Southeastern Section–56th Annual Meeting (29–30 March 2007)

Paper No. 1
Presentation Time: 1:00 PM-5:00 PM


KOSLOSKI, Mary E., Earth and Atmospheric Sciences, Cornell University, 307 South Titus Avenue, Apartment 3, Ithaca, NY 14850 and DIETL, Gregory P., Paleontological Research Institution, 1259 Trumansburg Rd, Ithaca, NY 14850,

As human activities continue to transform the world's marine ecosystems through the modification of habitats, elimination of top consumers by overfishing practices, and global redistribution of species, we are increasingly reducing the productive capacity and resiliency of these systems to absorb stresses. Whether current conditions provide opportunities to nurture adaptation is emerging as an important component in the development of conservation strategies.

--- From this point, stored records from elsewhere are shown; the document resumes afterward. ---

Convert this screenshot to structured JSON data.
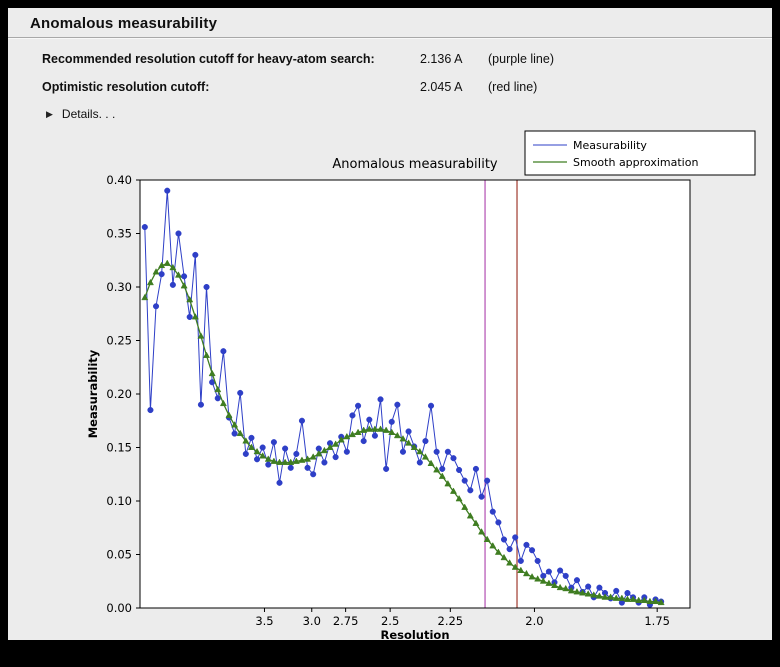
{
  "window": {
    "title": "Anomalous measurability"
  },
  "header": {
    "rows": [
      {
        "label": "Recommended resolution cutoff for heavy-atom search:",
        "value": "2.136 A",
        "note": "(purple line)"
      },
      {
        "label": "Optimistic resolution cutoff:",
        "value": "2.045 A",
        "note": "(red line)"
      }
    ],
    "details_label": "Details. . ."
  },
  "chart_data": {
    "type": "line",
    "title": "Anomalous measurability",
    "xlabel": "Resolution",
    "ylabel": "Measurability",
    "ylim": [
      0.0,
      0.4
    ],
    "ytick_labels": [
      "0.00",
      "0.05",
      "0.10",
      "0.15",
      "0.20",
      "0.25",
      "0.30",
      "0.35",
      "0.40"
    ],
    "xticks": [
      {
        "label": "3.5",
        "d": 3.5
      },
      {
        "label": "3.0",
        "d": 3.0
      },
      {
        "label": "2.75",
        "d": 2.75
      },
      {
        "label": "2.5",
        "d": 2.5
      },
      {
        "label": "2.25",
        "d": 2.25
      },
      {
        "label": "2.0",
        "d": 2.0
      },
      {
        "label": "1.75",
        "d": 1.75
      }
    ],
    "x_axis_scale": "1/d^2 (resolution in Angstrom, decreasing to the right)",
    "x_range_inv_d2": [
      0.004,
      0.347
    ],
    "x_inv_d2": [
      0.007,
      0.0105,
      0.014,
      0.0175,
      0.021,
      0.0245,
      0.028,
      0.0315,
      0.035,
      0.0385,
      0.042,
      0.0455,
      0.049,
      0.0525,
      0.056,
      0.0595,
      0.063,
      0.0665,
      0.07,
      0.0735,
      0.077,
      0.0805,
      0.084,
      0.0875,
      0.091,
      0.0945,
      0.098,
      0.1015,
      0.105,
      0.1085,
      0.112,
      0.1155,
      0.119,
      0.1225,
      0.126,
      0.1295,
      0.133,
      0.1365,
      0.14,
      0.1435,
      0.147,
      0.1505,
      0.154,
      0.1575,
      0.161,
      0.1645,
      0.168,
      0.1715,
      0.175,
      0.1785,
      0.182,
      0.1855,
      0.189,
      0.1925,
      0.196,
      0.1995,
      0.203,
      0.2065,
      0.21,
      0.2135,
      0.217,
      0.2205,
      0.224,
      0.2275,
      0.231,
      0.2345,
      0.238,
      0.2415,
      0.245,
      0.2485,
      0.252,
      0.2555,
      0.259,
      0.2625,
      0.266,
      0.2695,
      0.273,
      0.2765,
      0.28,
      0.2835,
      0.287,
      0.2905,
      0.294,
      0.2975,
      0.301,
      0.3045,
      0.308,
      0.3115,
      0.315,
      0.3185,
      0.322,
      0.3255,
      0.329
    ],
    "series": [
      {
        "name": "Measurability",
        "color": "#2e3fc7",
        "marker": "circle",
        "values": [
          0.356,
          0.185,
          0.282,
          0.312,
          0.39,
          0.302,
          0.35,
          0.31,
          0.272,
          0.33,
          0.19,
          0.3,
          0.211,
          0.196,
          0.24,
          0.178,
          0.163,
          0.201,
          0.144,
          0.159,
          0.139,
          0.15,
          0.134,
          0.155,
          0.117,
          0.149,
          0.131,
          0.144,
          0.175,
          0.131,
          0.125,
          0.149,
          0.136,
          0.154,
          0.141,
          0.16,
          0.146,
          0.18,
          0.189,
          0.156,
          0.176,
          0.161,
          0.195,
          0.13,
          0.174,
          0.19,
          0.146,
          0.165,
          0.151,
          0.136,
          0.156,
          0.189,
          0.146,
          0.13,
          0.146,
          0.14,
          0.129,
          0.119,
          0.11,
          0.13,
          0.104,
          0.119,
          0.09,
          0.08,
          0.064,
          0.055,
          0.066,
          0.044,
          0.059,
          0.054,
          0.044,
          0.03,
          0.034,
          0.024,
          0.035,
          0.03,
          0.019,
          0.026,
          0.015,
          0.02,
          0.01,
          0.019,
          0.014,
          0.009,
          0.016,
          0.005,
          0.014,
          0.01,
          0.005,
          0.01,
          0.003,
          0.008,
          0.006
        ]
      },
      {
        "name": "Smooth approximation",
        "color": "#3f7d21",
        "marker": "triangle",
        "values": [
          0.29,
          0.304,
          0.314,
          0.32,
          0.322,
          0.318,
          0.311,
          0.301,
          0.288,
          0.272,
          0.254,
          0.236,
          0.219,
          0.204,
          0.191,
          0.18,
          0.171,
          0.163,
          0.156,
          0.15,
          0.146,
          0.142,
          0.139,
          0.137,
          0.136,
          0.136,
          0.136,
          0.137,
          0.138,
          0.139,
          0.141,
          0.144,
          0.147,
          0.15,
          0.153,
          0.157,
          0.16,
          0.162,
          0.164,
          0.166,
          0.167,
          0.167,
          0.167,
          0.166,
          0.164,
          0.161,
          0.158,
          0.154,
          0.15,
          0.146,
          0.141,
          0.135,
          0.129,
          0.123,
          0.116,
          0.109,
          0.102,
          0.094,
          0.086,
          0.079,
          0.071,
          0.064,
          0.058,
          0.052,
          0.047,
          0.042,
          0.038,
          0.035,
          0.032,
          0.029,
          0.027,
          0.025,
          0.023,
          0.021,
          0.019,
          0.018,
          0.016,
          0.015,
          0.014,
          0.013,
          0.012,
          0.011,
          0.01,
          0.01,
          0.009,
          0.009,
          0.008,
          0.008,
          0.007,
          0.007,
          0.006,
          0.006,
          0.005
        ]
      }
    ],
    "vlines": [
      {
        "name": "purple line",
        "resolution_A": 2.136,
        "color": "#b24fb2"
      },
      {
        "name": "red line",
        "resolution_A": 2.045,
        "color": "#a03a2e"
      }
    ],
    "legend": {
      "position": "top-right",
      "entries": [
        "Measurability",
        "Smooth approximation"
      ]
    },
    "grid": false,
    "plot_background": "#ffffff",
    "figure_background": "#ececec"
  }
}
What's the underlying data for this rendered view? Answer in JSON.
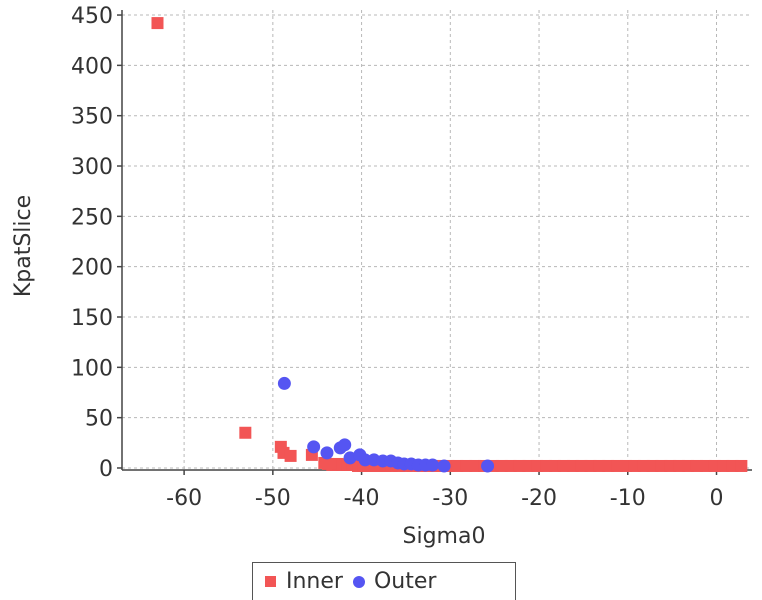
{
  "chart_data": {
    "type": "scatter",
    "xlabel": "Sigma0",
    "ylabel": "KpatSlice",
    "xlim": [
      -67,
      4
    ],
    "ylim": [
      -2,
      455
    ],
    "x_ticks": [
      -60,
      -50,
      -40,
      -30,
      -20,
      -10,
      0
    ],
    "y_ticks": [
      0,
      50,
      100,
      150,
      200,
      250,
      300,
      350,
      400,
      450
    ],
    "grid": true,
    "legend_position": "bottom",
    "series": [
      {
        "name": "Inner",
        "marker": "square",
        "color": "#f25555",
        "points": [
          [
            -63,
            442
          ],
          [
            -53.1,
            35
          ],
          [
            -49.1,
            21
          ],
          [
            -48.8,
            15
          ],
          [
            -48,
            12
          ],
          [
            -45.6,
            13
          ],
          [
            -44.2,
            5
          ],
          [
            -43.8,
            4
          ],
          [
            -43.3,
            3
          ],
          [
            -42.7,
            4
          ],
          [
            -42.2,
            3
          ],
          [
            -41.6,
            3
          ],
          [
            -41,
            3
          ],
          [
            -40.4,
            2
          ],
          [
            -39.8,
            2
          ],
          [
            -39.2,
            2
          ],
          [
            -38.6,
            2
          ],
          [
            -38,
            2
          ],
          [
            -37.3,
            2
          ],
          [
            -36.6,
            2
          ],
          [
            -35.8,
            2
          ],
          [
            -35,
            2
          ],
          [
            -34.2,
            2
          ],
          [
            -33.4,
            2
          ],
          [
            -32.6,
            2
          ],
          [
            -31.8,
            2
          ],
          [
            -31,
            2
          ],
          [
            -30.2,
            2
          ],
          [
            -29.2,
            2
          ],
          [
            -28.2,
            2
          ],
          [
            -27.2,
            2
          ],
          [
            -26.2,
            2
          ],
          [
            -25.2,
            2
          ],
          [
            -24.2,
            2
          ],
          [
            -23.2,
            2
          ],
          [
            -22.2,
            2
          ],
          [
            -21.2,
            2
          ],
          [
            -20.2,
            2
          ],
          [
            -19.2,
            2
          ],
          [
            -18.2,
            2
          ],
          [
            -17.2,
            2
          ],
          [
            -16.2,
            2
          ],
          [
            -15.2,
            2
          ],
          [
            -14.2,
            2
          ],
          [
            -13.2,
            2
          ],
          [
            -12.2,
            2
          ],
          [
            -11.2,
            2
          ],
          [
            -10.2,
            2
          ],
          [
            -9.2,
            2
          ],
          [
            -8.2,
            2
          ],
          [
            -7.2,
            2
          ],
          [
            -6.2,
            2
          ],
          [
            -5.2,
            2
          ],
          [
            -4.2,
            2
          ],
          [
            -3.2,
            2
          ],
          [
            -2.2,
            2
          ],
          [
            -1.2,
            2
          ],
          [
            -0.2,
            2
          ],
          [
            0.8,
            2
          ],
          [
            1.8,
            2
          ],
          [
            2.8,
            2
          ]
        ]
      },
      {
        "name": "Outer",
        "marker": "circle",
        "color": "#5555f2",
        "points": [
          [
            -48.7,
            84
          ],
          [
            -45.4,
            21
          ],
          [
            -43.9,
            15
          ],
          [
            -42.4,
            20
          ],
          [
            -41.9,
            23
          ],
          [
            -41.3,
            10
          ],
          [
            -40.2,
            13
          ],
          [
            -39.6,
            8
          ],
          [
            -38.6,
            8
          ],
          [
            -37.6,
            7
          ],
          [
            -36.7,
            7
          ],
          [
            -35.9,
            5
          ],
          [
            -35.2,
            4
          ],
          [
            -34.4,
            4
          ],
          [
            -33.6,
            3
          ],
          [
            -32.8,
            3
          ],
          [
            -32,
            3
          ],
          [
            -30.7,
            2
          ],
          [
            -25.8,
            2
          ]
        ]
      }
    ]
  }
}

The long-term history of coevolving species interactions provides a unique opportunity to assess ecosystem health—defined here as a permissive environment to adaptation where energy and material resources are both available and “easy” to acquire (Vermeij, 2004)---before and after human influences on the environment. Since the Pliocene, predatory whelks (Busycon and Sinistrofulgur) have coevolved with their hard-shelled bivalve prey along the Atlantic and Gulf coasts of the U.S. Whelks use their shell lip to chip open the shell of their prey, often resulting in breakage to their own shells. Predator adaptation to hard-shelled prey contributed to temporal changes in whelk size increase and behavior to decrease performance loss (shell breakage) associated with feeding on hard-shelled prey (Dietl, 2003). If human activities have diminished the productive capacity of coastal environments, it is hypothesized that opportunities for continued adaptation of energetically costly traits (predator size) and behaviors (shell-chipping) in this species interaction should cease.

Preliminary results from samples of Pleistocene and modern whelks from North Carolina suggest that functional improvement in the coevolving arms race has not been constrained (“turned off”) by human influences on the environment. Trends in predator size and feeding behavior that began in the Pliocene continue into the Recent.